Any examples of his unkind remarks I offer might seem irrelevant, small nicks. Though there were a couple of friends who thought him charming–he is–and funny–he definitely is, his qualities weren’t always so apparent. Often the faces of visitors failed to hide their discomfort and so I kept people at bay. We didn’t have a lot of people to our home, and frankly, we didn’t have very many friends. I could count them on one hand, unwilling to let them come too close. Over the years, after kicks under the table that he’d announce to company, my husband has tempered his comments and steps back more readily when I give him the “look.” I can’t say that he’s changed, but I can say that he’s honestly tried to change. It has helped that these days I worry less, holding firm to a belief that true friends overlook flaws. And I’ve learned to ask him, “Did you mean to hurt my feelings?” before I jump into a pool of injury.

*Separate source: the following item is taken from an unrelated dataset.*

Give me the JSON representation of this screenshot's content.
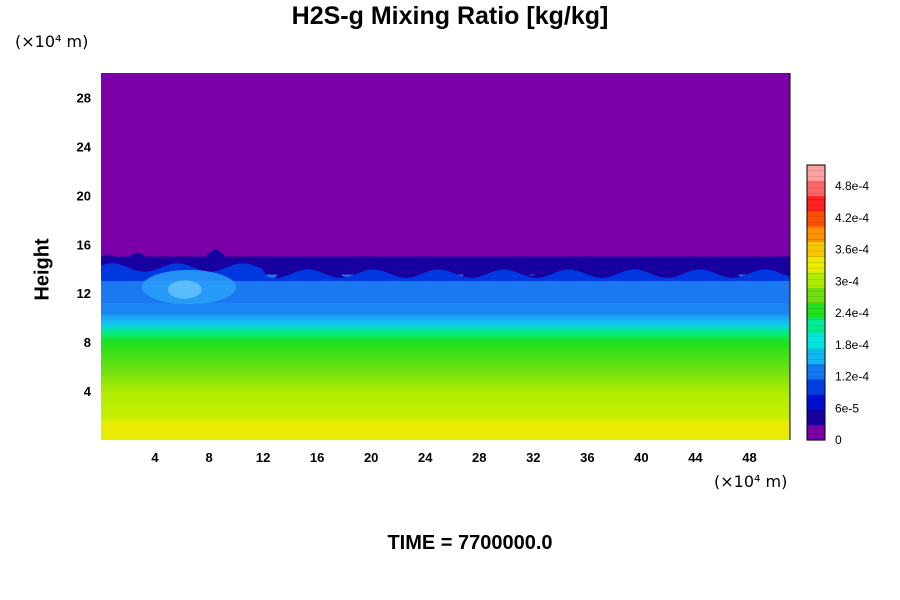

Unfortunately, my daughter has had trouble overlooking flaws and finding the charm in her father whose blunt remarks burn. Like most teens, she found her father an embarrassment created to humiliate her. Unlike many teens, she saw life with a ready negative tinge and words cut deeply. She’d make huge pronouncements of his inability to understand her. There was often great gnashing of teeth and they clashed over remarks about her favorite TV show or her clothing. A remark that sounded overly logical—“actually, one thousand die every year from … but more die from car crashes”–or revealing injustice in a clinical way—“oh but gays are ruthlessly and brutally persecuted in the Middle East without hope of change.” Given her apology demanding outbursts, is it surprising that I thought she was vying for an Oscar for dramatic performance in a middle class life? To be honest, if there was any drama in our home, any yelling, she could be found at its center. Recently, however, she was diagnosed as having Borderline Personality Disorder. This was a game changer. I have much to learn.

So here I am living between a man who makes clueless remarks and a young woman who takes in every word as a testament to her failings and the failings of the world. Simply put, he’s insensitive and she is oversensitive. Of course, there’s more.

Living with anyone can be tricky, especially when you love them. But living with someone with Aspergers and another with BPD is rarely easy. So that’s my life . . . in the middle of this rock and hard spot.